Ms. Lightfoot’s and Mr. Martinez’s sharp retort, which also accused labor leaders of “not listening,” came minutes after the Chicago Teachers Union announced a proposal for a return to classrooms that it framed as a compromise. The union dropped its demand that all students produce negative tests before coming back into class. Instead, it stated that teachers were open to returning to school buildings beginning Monday, although not for in-person instruction.
“This represents a change in our position,” Jesse Sharkey, the union president, said at a news conference on Saturday. “We’re appealing to the public — and to the mayor to find in her heart to make the compromise to reopen the schools.”
Hundreds of thousands of students in the nation’s third-largest school district missed three days of class last week after members of the Chicago Teachers Union voted to stop reporting to work amid concerns over the rapidly spreading Omicron variant.
School district officials insist that classrooms are safe and have declined to allow online instruction to be offered, as suggested by the union. Ms. Lightfoot has accused the union of inconveniencing families and affecting the academic and socio-economic progress of children.
American school districts are continuing to move forward with in-person instruction. This is what the Biden administration has encouraged, even though Omicron has shattered local case records and national records. Some large school districts in the United States, including Milwaukee and Cleveland, have moved their classes online. However, the dispute in Chicago has been noted for its bitterness and the day-to-day uncertainty that parents, teachers, and students face.

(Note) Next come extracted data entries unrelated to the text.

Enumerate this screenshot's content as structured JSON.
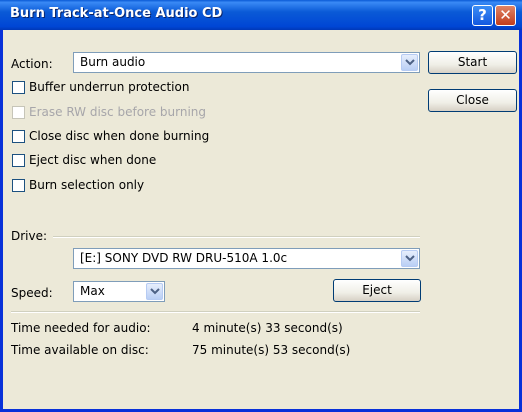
{
  "window": {
    "title": "Burn Track-at-Once Audio CD",
    "help_glyph": "?",
    "close_glyph": "✕"
  },
  "action": {
    "label": "Action:",
    "value": "Burn audio"
  },
  "buttons": {
    "start": "Start",
    "close": "Close",
    "eject": "Eject"
  },
  "options": [
    {
      "label": "Buffer underrun protection",
      "checked": false,
      "enabled": true
    },
    {
      "label": "Erase RW disc before burning",
      "checked": false,
      "enabled": false
    },
    {
      "label": "Close disc when done burning",
      "checked": false,
      "enabled": true
    },
    {
      "label": "Eject disc when done",
      "checked": false,
      "enabled": true
    },
    {
      "label": "Burn selection only",
      "checked": false,
      "enabled": true
    }
  ],
  "drive": {
    "label": "Drive:",
    "value": "[E:] SONY DVD RW DRU-510A 1.0c"
  },
  "speed": {
    "label": "Speed:",
    "value": "Max"
  },
  "info": {
    "needed_label": "Time needed for audio:",
    "needed_value": "4 minute(s) 33 second(s)",
    "available_label": "Time available on disc:",
    "available_value": "75 minute(s) 53 second(s)"
  }
}
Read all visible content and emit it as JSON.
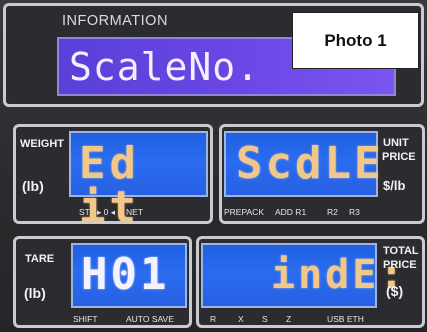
{
  "info": {
    "title": "INFORMATION",
    "display_text": "ScaleNo."
  },
  "photo_badge": "Photo 1",
  "weight": {
    "label": "WEIGHT",
    "unit": "(lb)",
    "display": "Ed it",
    "indicators": [
      "ST",
      "▸ 0 ◂",
      "NET"
    ]
  },
  "unit_price": {
    "label_line1": "UNIT",
    "label_line2": "PRICE",
    "unit": "$/lb",
    "display": "ScdLE",
    "indicators": [
      "PREPACK",
      "ADD R1",
      "R2",
      "R3"
    ]
  },
  "tare": {
    "label": "TARE",
    "unit": "(lb)",
    "display": "H01",
    "indicators": [
      "SHIFT",
      "AUTO SAVE"
    ]
  },
  "total_price": {
    "label_line1": "TOTAL",
    "label_line2": "PRICE",
    "unit": "($)",
    "display": "indE:",
    "indicators": [
      "R",
      "X",
      "S",
      "Z",
      "USB ETH"
    ]
  },
  "colors": {
    "lcd_blue": "#2a6cf0",
    "info_lcd_purple": "#6b47e6",
    "segment_amber": "#f1c88a",
    "frame": "#c8ccd2"
  }
}
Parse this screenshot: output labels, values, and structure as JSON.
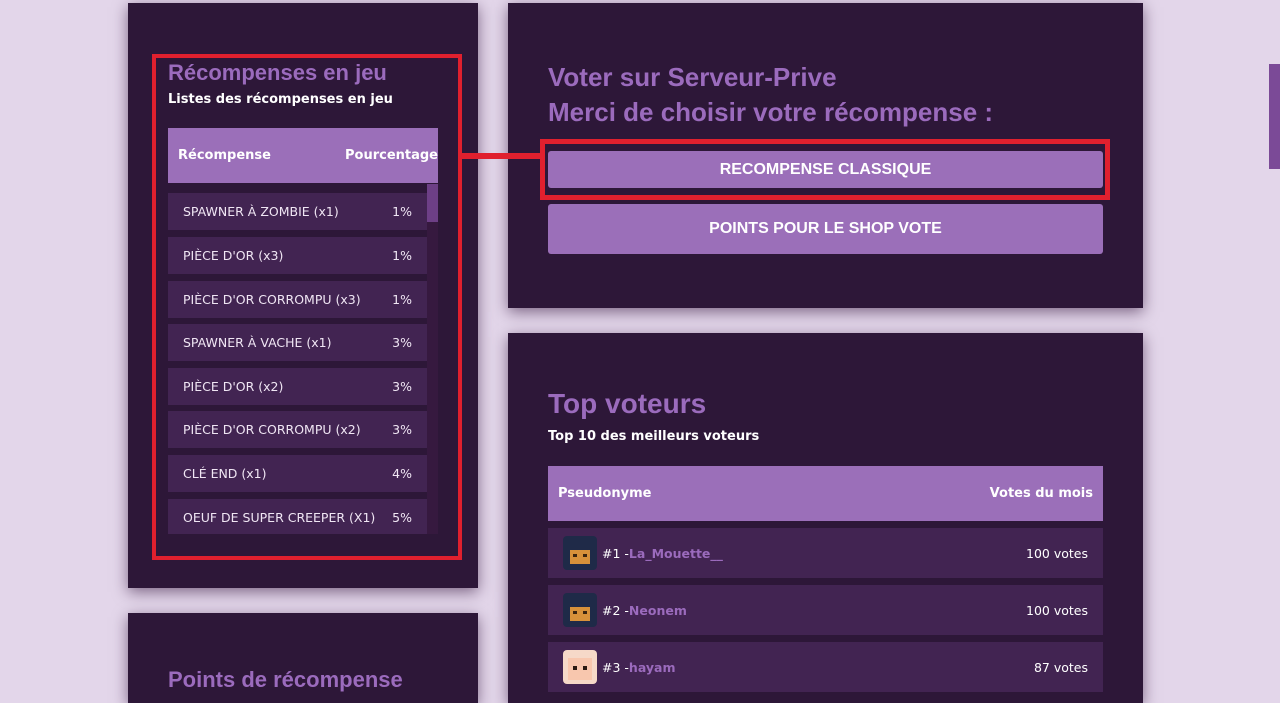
{
  "rewards": {
    "title": "Récompenses en jeu",
    "subtitle": "Listes des récompenses en jeu",
    "col_reward": "Récompense",
    "col_percent": "Pourcentage",
    "items": [
      {
        "name": "SPAWNER À ZOMBIE (x1)",
        "percent": "1%"
      },
      {
        "name": "PIÈCE D'OR (x3)",
        "percent": "1%"
      },
      {
        "name": "PIÈCE D'OR CORROMPU (x3)",
        "percent": "1%"
      },
      {
        "name": "SPAWNER À VACHE (x1)",
        "percent": "3%"
      },
      {
        "name": "PIÈCE D'OR (x2)",
        "percent": "3%"
      },
      {
        "name": "PIÈCE D'OR CORROMPU (x2)",
        "percent": "3%"
      },
      {
        "name": "CLÉ END (x1)",
        "percent": "4%"
      },
      {
        "name": "OEUF DE SUPER CREEPER (X1)",
        "percent": "5%"
      }
    ]
  },
  "points": {
    "title": "Points de récompense"
  },
  "vote": {
    "title_line1": "Voter sur Serveur-Prive",
    "title_line2": "Merci de choisir votre récompense :",
    "btn_classic": "RECOMPENSE CLASSIQUE",
    "btn_shop": "POINTS POUR LE SHOP VOTE"
  },
  "top": {
    "title": "Top voteurs",
    "subtitle": "Top 10 des meilleurs voteurs",
    "col_pseudo": "Pseudonyme",
    "col_votes": "Votes du mois",
    "voters": [
      {
        "rank": "#1 - ",
        "name": "La_Mouette__",
        "votes": "100 votes",
        "avatar": "dark-skin-avatar"
      },
      {
        "rank": "#2 - ",
        "name": "Neonem",
        "votes": "100 votes",
        "avatar": "dark-skin-avatar"
      },
      {
        "rank": "#3 - ",
        "name": "hayam",
        "votes": "87 votes",
        "avatar": "light-skin-avatar"
      }
    ]
  },
  "colors": {
    "background": "#e3d6ea",
    "card": "#2d1738",
    "accent": "#9b6fb9",
    "row": "#422452",
    "highlight": "#e0202e"
  }
}
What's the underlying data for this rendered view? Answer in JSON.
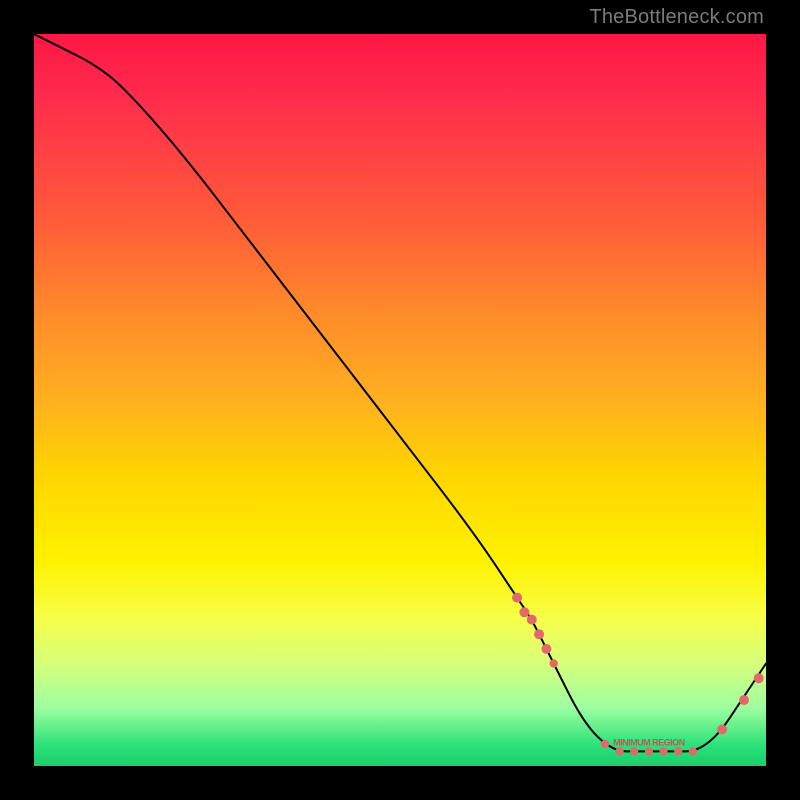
{
  "watermark": "TheBottleneck.com",
  "chart_data": {
    "type": "line",
    "title": "",
    "xlabel": "",
    "ylabel": "",
    "xlim": [
      0,
      100
    ],
    "ylim": [
      0,
      100
    ],
    "notes": "Background is a vertical red→yellow→green gradient with a black curve overlaid. Axis ticks and numeric labels are not shown; values below are estimated on a 0–100 normalized scale from curve geometry. Curve descends from top-left, reaches a flat minimum, then rises slightly near the right edge. Salmon markers cluster on the descending segment just before the trough, along the flat bottom, and on the rising tail.",
    "series": [
      {
        "name": "bottleneck_curve",
        "x": [
          0,
          4,
          8,
          12,
          20,
          30,
          40,
          50,
          60,
          66,
          68,
          70,
          72,
          74,
          76,
          78,
          80,
          82,
          84,
          86,
          88,
          90,
          92,
          94,
          96,
          98,
          100
        ],
        "y": [
          100,
          98,
          96,
          93,
          84,
          71,
          58,
          45,
          32,
          23,
          20,
          16,
          12,
          8,
          5,
          3,
          2,
          2,
          2,
          2,
          2,
          2,
          3,
          5,
          8,
          11,
          14
        ]
      }
    ],
    "markers": {
      "name": "highlight_points",
      "x": [
        66,
        67,
        68,
        69,
        70,
        71,
        78,
        80,
        82,
        84,
        86,
        88,
        90,
        94,
        97,
        99
      ],
      "y": [
        23,
        21,
        20,
        18,
        16,
        14,
        3,
        2,
        2,
        2,
        2,
        2,
        2,
        5,
        9,
        12
      ]
    },
    "flat_region_label": "MINIMUM REGION"
  },
  "colors": {
    "marker": "#e06a6a",
    "line": "#000000",
    "bg_top": "#ff1744",
    "bg_mid": "#fff200",
    "bg_bottom": "#18cf6c",
    "frame": "#000000",
    "watermark": "#7b7b7b"
  }
}
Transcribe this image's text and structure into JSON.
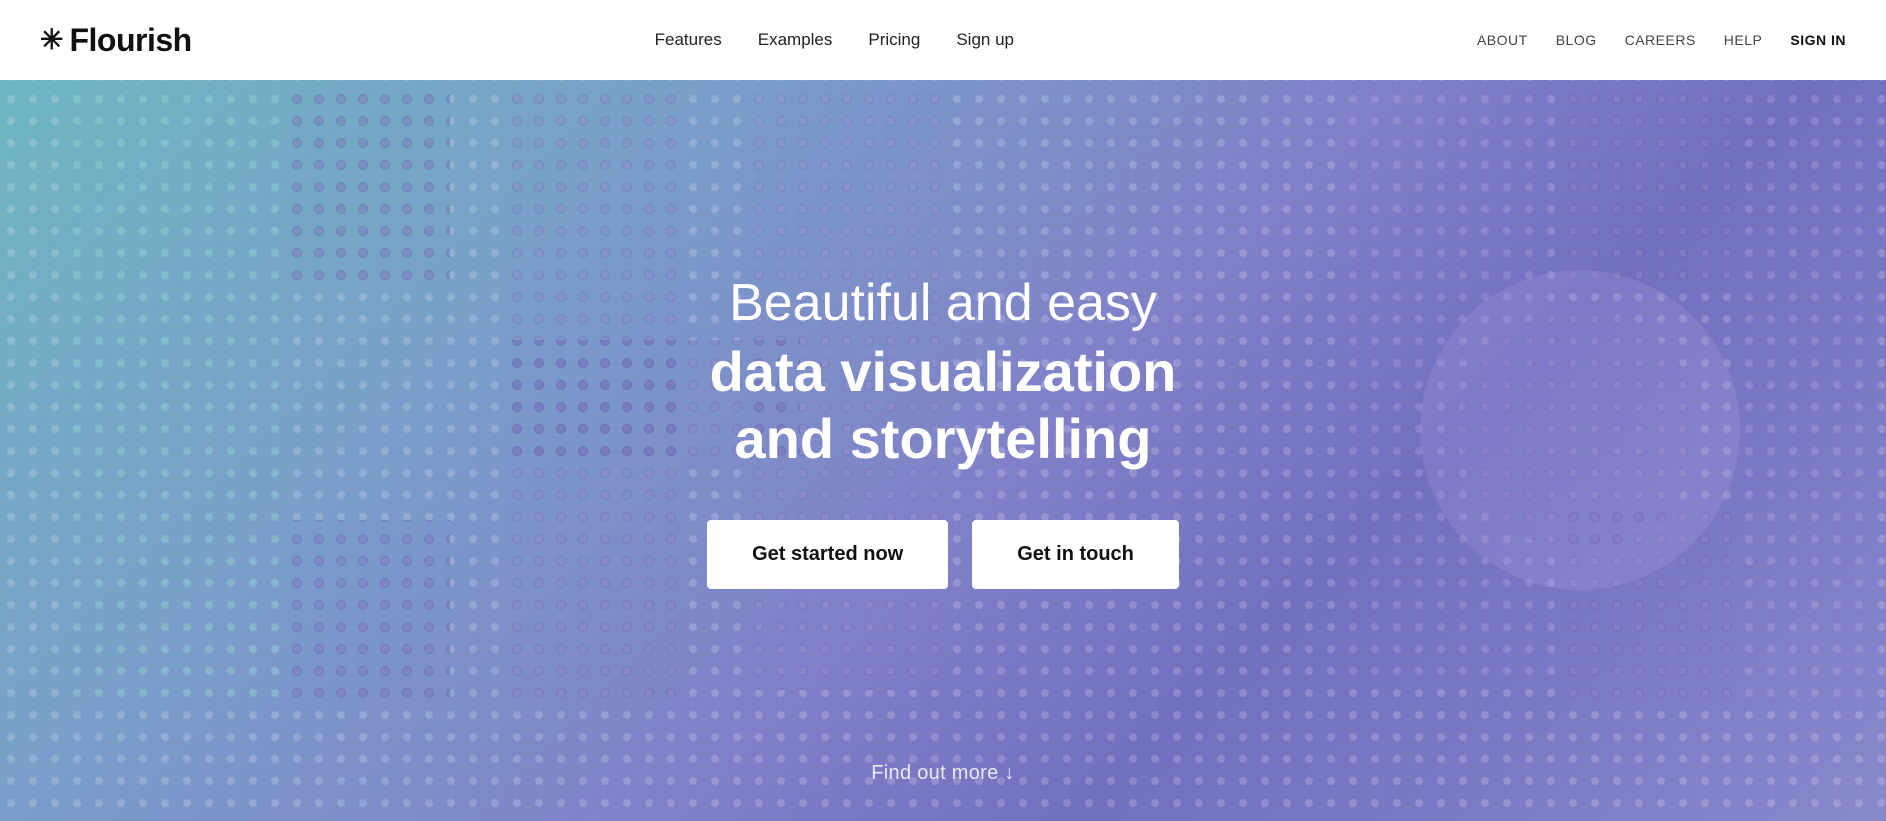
{
  "navbar": {
    "logo": {
      "asterisk": "✳",
      "text": "Flourish"
    },
    "center_links": [
      {
        "label": "Features",
        "href": "#"
      },
      {
        "label": "Examples",
        "href": "#"
      },
      {
        "label": "Pricing",
        "href": "#"
      },
      {
        "label": "Sign up",
        "href": "#"
      }
    ],
    "right_links": [
      {
        "label": "ABOUT",
        "href": "#"
      },
      {
        "label": "BLOG",
        "href": "#"
      },
      {
        "label": "CAREERS",
        "href": "#"
      },
      {
        "label": "HELP",
        "href": "#"
      },
      {
        "label": "SIGN IN",
        "href": "#",
        "class": "sign-in"
      }
    ]
  },
  "hero": {
    "subtitle": "Beautiful and easy",
    "title_line1": "data visualization",
    "title_line2": "and storytelling",
    "button_primary": "Get started now",
    "button_secondary": "Get in touch",
    "find_more": "Find out more ↓"
  }
}
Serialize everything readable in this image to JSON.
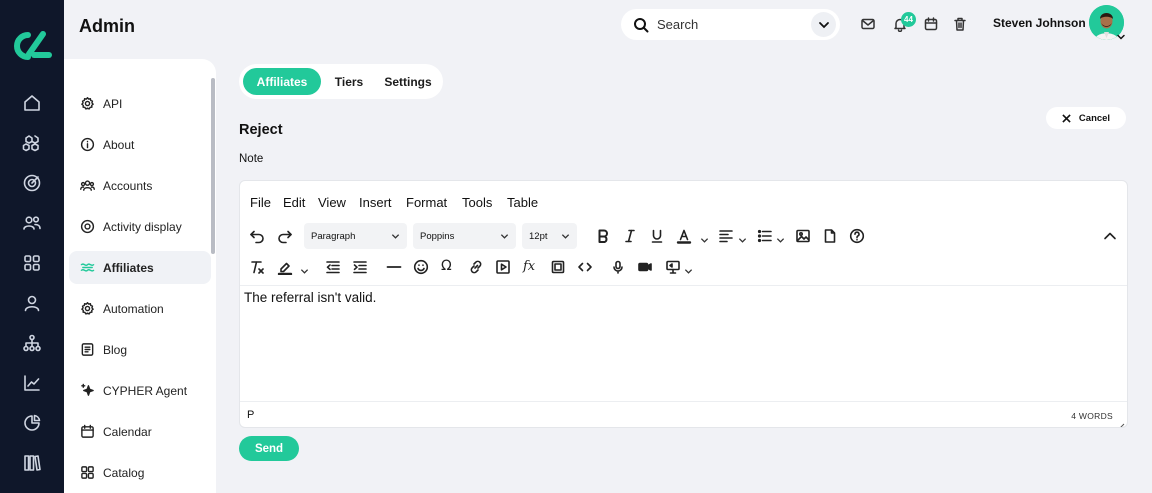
{
  "app": {
    "title": "Admin"
  },
  "header": {
    "search_placeholder": "Search",
    "notifications_count": "44",
    "user_name": "Steven Johnson"
  },
  "rail": {
    "icons": [
      "home-icon",
      "boxes-icon",
      "target-icon",
      "users-icon",
      "grid-icon",
      "user-icon",
      "network-icon",
      "chart-line-icon",
      "pie-chart-icon",
      "library-icon"
    ]
  },
  "sidebar": {
    "items": [
      {
        "label": "API",
        "icon": "gear-icon"
      },
      {
        "label": "About",
        "icon": "info-icon"
      },
      {
        "label": "Accounts",
        "icon": "users-icon"
      },
      {
        "label": "Activity display",
        "icon": "target-icon"
      },
      {
        "label": "Affiliates",
        "icon": "affiliates-icon",
        "active": true
      },
      {
        "label": "Automation",
        "icon": "gear-icon"
      },
      {
        "label": "Blog",
        "icon": "document-icon"
      },
      {
        "label": "CYPHER Agent",
        "icon": "sparkle-icon"
      },
      {
        "label": "Calendar",
        "icon": "calendar-icon"
      },
      {
        "label": "Catalog",
        "icon": "grid-icon"
      }
    ]
  },
  "tabs": [
    {
      "label": "Affiliates",
      "active": true
    },
    {
      "label": "Tiers"
    },
    {
      "label": "Settings"
    }
  ],
  "actions": {
    "cancel_label": "Cancel",
    "send_label": "Send"
  },
  "form": {
    "title": "Reject",
    "note_label": "Note"
  },
  "editor": {
    "menu": [
      "File",
      "Edit",
      "View",
      "Insert",
      "Format",
      "Tools",
      "Table"
    ],
    "block_format": "Paragraph",
    "font_family": "Poppins",
    "font_size": "12pt",
    "content": "The referral isn't valid.",
    "status_path": "P",
    "word_count": "4 WORDS"
  },
  "colors": {
    "accent": "#22c99a",
    "rail": "#0f172a",
    "background": "#f1f2f6"
  }
}
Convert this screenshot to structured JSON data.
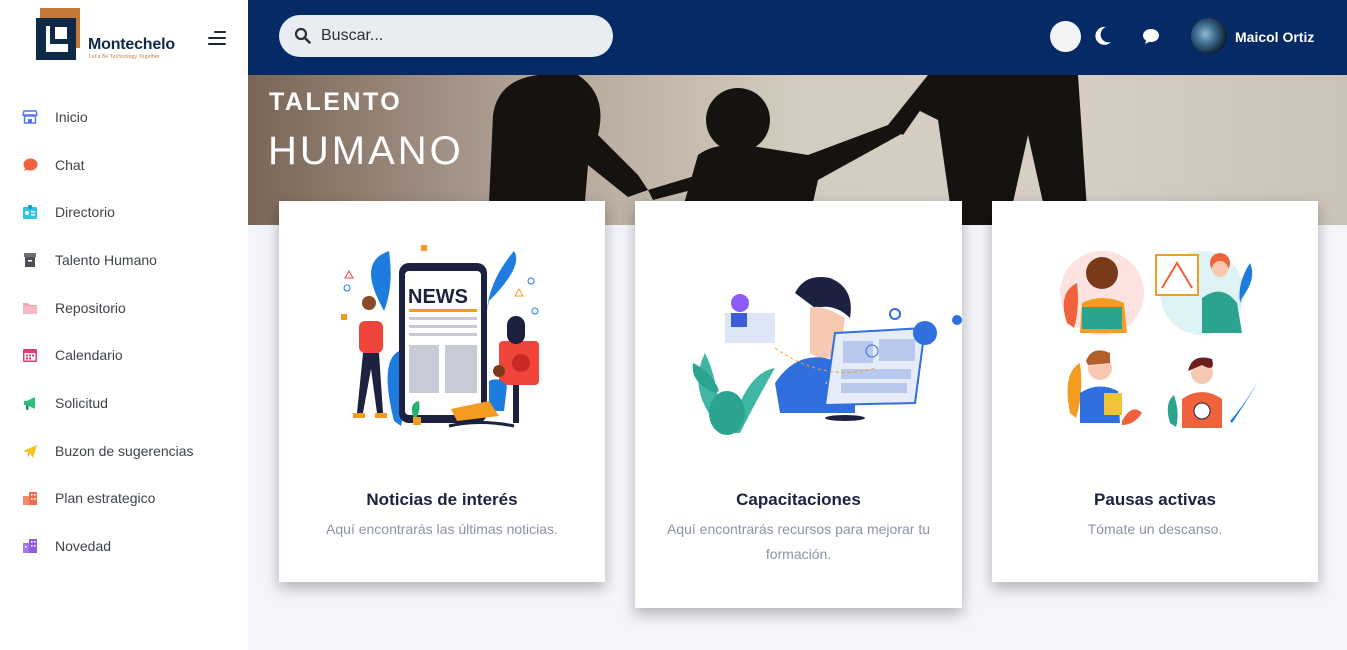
{
  "brand": {
    "name": "Montechelo",
    "tagline": "Let's Be Technology Together"
  },
  "sidebar": {
    "items": [
      {
        "label": "Inicio",
        "icon": "store-icon",
        "color": "#5b6ff2"
      },
      {
        "label": "Chat",
        "icon": "chat-bubble-icon",
        "color": "#f0623c"
      },
      {
        "label": "Directorio",
        "icon": "id-card-icon",
        "color": "#2fc3e4"
      },
      {
        "label": "Talento Humano",
        "icon": "archive-box-icon",
        "color": "#4b4f55"
      },
      {
        "label": "Repositorio",
        "icon": "folder-icon",
        "color": "#f4a5b2"
      },
      {
        "label": "Calendario",
        "icon": "calendar-icon",
        "color": "#e23d6b"
      },
      {
        "label": "Solicitud",
        "icon": "megaphone-icon",
        "color": "#28c07a"
      },
      {
        "label": "Buzon de sugerencias",
        "icon": "paper-plane-icon",
        "color": "#f6c21c"
      },
      {
        "label": "Plan estrategico",
        "icon": "building-icon",
        "color": "#f06b4b"
      },
      {
        "label": "Novedad",
        "icon": "city-icon",
        "color": "#8f5be0"
      }
    ]
  },
  "header": {
    "search_placeholder": "Buscar...",
    "user_name": "Maicol Ortiz",
    "bar_color": "#052a65"
  },
  "banner": {
    "line1": "TALENTO",
    "line2": "HUMANO"
  },
  "cards": [
    {
      "title": "Noticias de interés",
      "description": "Aquí encontrarás las últimas noticias.",
      "illustration": "news-illustration"
    },
    {
      "title": "Capacitaciones",
      "description": "Aquí encontrarás recursos para mejorar tu formación.",
      "illustration": "training-illustration"
    },
    {
      "title": "Pausas activas",
      "description": "Tómate un descanso.",
      "illustration": "active-breaks-illustration"
    }
  ]
}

According to the plan that the union presented on Saturday, Chicago teachers would distribute equipment and materials for online instruction. They would also help parents sign up for virus testing Monday and Tuesday. Then, they would teach students remotely for the remainder of next week.
The union had already stated that members would return to school on Jan. 18, following Martin Luther King Jr. Day. This date did not change under the new proposal. Ms. Lightfoot strongly opposed this move by the union, which also pushed for all children to be enrolled in Covid-19 screening unless their parents opt them out. Students are currently tested by the schools only if their parents consent.
“The mayor can’t be, like, a hard no and morally opposed to widespread testing,” Mr. Sharkey said, “and also be a hard no and be morally opposed to any short-term period of remote.”